Read the full story here Web Link posted Friday, May 8, 2009, 12:00 AM
Posted by Carl, a resident of the Country Fair neighborhood, on May 8, 2009 at 12:55 am
With 'pages of reasons to vote "no" and that it doesn't represent good public policy', the best rationale you can come up with is - 'We don't like this package. We don't believe CA legislators can come up with a better one. Let's hold our noses, and vote Yes.'?? How lame.
Send these propositions to a rousing defeat. There is no reason to have a $42 billion and growing defecit. Send this package back to the drawing board and force a better solution.
Posted by Stacey, a resident of the Amberwood/Wood Meadows neighborhood, on May 8, 2009 at 7:07 am Stacey is a member (registered user) of PleasantonWeekly.com
It reminds me of one of something a pro-Measure G person wrote on this site once...
"Like it or not, vote yes!"
Well, fear can indeed sway many a decision. This shouldn't be one of them. If we're voting on propositions out of fear for what would happen if we don't pass them, then those propositions have no business being on the ballot in the first place. It means that those that put them on the ballot didn't do their job.
Posted by Resident, a resident of the Another Pleasanton neighborhood neighborhood, on May 8, 2009 at 8:59 am
Being scared and doubting the ability of the legislature and governor to come up with better solutions is NOT a good reason to vote yes on the measures... they are all wrong. The people who thought of these measures don't seem all that competent.
Why don't they, instead, reform all those deals Davis made with the unions? The city of Vallejo had financial issues because of the pensions paid to police, fire chiefs for instance. They get 3 percent (of their salary) for every year worked as pension once they retire, some retire with more than 200K in salary, and that has to change. That is what is making California have budget deficits. You have the unions and Davis to thank for that.
Also cut more expenses: do we really need a county of education? If you call them, there is nothing they can do for you, they say it is all local control. So why do we need a county office of education, on top of a state department of education? The solution is first to cut down all the unnecessary expenses. Walk into any government agency and see the many cubicles with people not doing anything but collecting a paycheck (just walk into any county of education office for example).
For NO on everything except 1F: obviously we don't have good leaders, and they do not deserve a raise.
While not all comments are good (as with any post), it gives you an idea of how California needs to change the 3 point system implemented by Davis. Until that is done, we will have budget deficits. There are public employees like police and fire fighters making more money (in excess of 200K) than some in the private sector -and this is at retirement! Their pension is huge! No wonder California is broke! Davis should be held accountable for what he did before being recalled as governor, and the unions must end.

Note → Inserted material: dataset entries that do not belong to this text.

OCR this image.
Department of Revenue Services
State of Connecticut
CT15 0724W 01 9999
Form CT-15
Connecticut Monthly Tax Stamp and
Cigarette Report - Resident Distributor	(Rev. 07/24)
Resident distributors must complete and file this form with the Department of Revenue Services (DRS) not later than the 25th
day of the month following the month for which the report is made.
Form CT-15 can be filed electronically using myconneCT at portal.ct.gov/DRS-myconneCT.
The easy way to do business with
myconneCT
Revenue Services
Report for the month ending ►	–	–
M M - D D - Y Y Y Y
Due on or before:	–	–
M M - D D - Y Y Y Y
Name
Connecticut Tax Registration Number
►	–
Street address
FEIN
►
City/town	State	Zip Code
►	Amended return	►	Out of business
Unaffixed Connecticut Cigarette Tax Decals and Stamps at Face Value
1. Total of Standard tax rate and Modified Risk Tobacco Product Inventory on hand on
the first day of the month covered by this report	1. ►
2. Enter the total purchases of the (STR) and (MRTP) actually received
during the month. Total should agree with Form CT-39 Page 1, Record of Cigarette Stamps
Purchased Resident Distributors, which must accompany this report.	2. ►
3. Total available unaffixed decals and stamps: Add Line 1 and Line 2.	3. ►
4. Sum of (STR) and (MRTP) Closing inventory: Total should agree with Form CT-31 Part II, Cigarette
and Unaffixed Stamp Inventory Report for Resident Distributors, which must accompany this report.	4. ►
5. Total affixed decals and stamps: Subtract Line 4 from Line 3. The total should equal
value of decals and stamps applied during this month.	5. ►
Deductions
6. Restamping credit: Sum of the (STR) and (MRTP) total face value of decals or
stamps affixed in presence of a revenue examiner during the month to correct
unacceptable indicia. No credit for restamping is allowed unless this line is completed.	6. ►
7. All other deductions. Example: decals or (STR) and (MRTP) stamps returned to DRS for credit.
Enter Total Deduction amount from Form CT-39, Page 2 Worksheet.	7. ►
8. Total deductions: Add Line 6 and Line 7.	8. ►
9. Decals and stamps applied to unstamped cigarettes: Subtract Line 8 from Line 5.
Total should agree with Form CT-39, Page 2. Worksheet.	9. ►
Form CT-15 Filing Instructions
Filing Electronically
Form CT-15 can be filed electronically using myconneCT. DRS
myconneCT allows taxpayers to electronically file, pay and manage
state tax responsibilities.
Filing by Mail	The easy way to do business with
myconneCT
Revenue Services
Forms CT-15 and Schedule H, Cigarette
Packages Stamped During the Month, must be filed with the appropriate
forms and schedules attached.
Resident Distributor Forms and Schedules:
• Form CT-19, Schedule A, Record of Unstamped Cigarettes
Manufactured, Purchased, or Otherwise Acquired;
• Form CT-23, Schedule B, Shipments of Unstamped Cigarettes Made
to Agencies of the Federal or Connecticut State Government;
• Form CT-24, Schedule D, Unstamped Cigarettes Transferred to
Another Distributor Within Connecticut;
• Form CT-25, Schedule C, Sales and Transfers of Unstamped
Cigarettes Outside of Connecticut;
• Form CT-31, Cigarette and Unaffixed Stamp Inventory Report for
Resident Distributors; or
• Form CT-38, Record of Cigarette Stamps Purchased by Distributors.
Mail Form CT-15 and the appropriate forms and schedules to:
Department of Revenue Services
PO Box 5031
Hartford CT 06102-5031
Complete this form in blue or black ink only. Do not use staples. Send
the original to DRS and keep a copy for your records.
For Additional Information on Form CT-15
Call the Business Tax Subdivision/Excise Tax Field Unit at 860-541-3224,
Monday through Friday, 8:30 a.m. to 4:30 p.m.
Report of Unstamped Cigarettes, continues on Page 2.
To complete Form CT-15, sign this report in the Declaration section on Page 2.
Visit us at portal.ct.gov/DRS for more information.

Posted by John, a resident of the Del Prado neighborhood, on May 8, 2009 at 2:52 pm
Steven, I think a lot more people than were at the tea parties would be voting no and by the way I did not attend the tea parties but have the utmost respect for the rights of the ones who did. Great for them!!!
Posted by Resident, a resident of the Another Pleasanton neighborhood neighborhood, on May 10, 2009 at 6:40 am
I will vote YES on Measure G.
I will vote NO on all other measures (May 19) except 1F.
I was at the TEA party taking pictures and finding out who was there. Not everyone there was republican or right-wing. I spoke with some who were democrats, supported Obama and were disappointed with what the administration is doing so far. Some were independent, some were young with kids and some were older. At least that is what I found in the brief time I was there taking pictures and talking to people.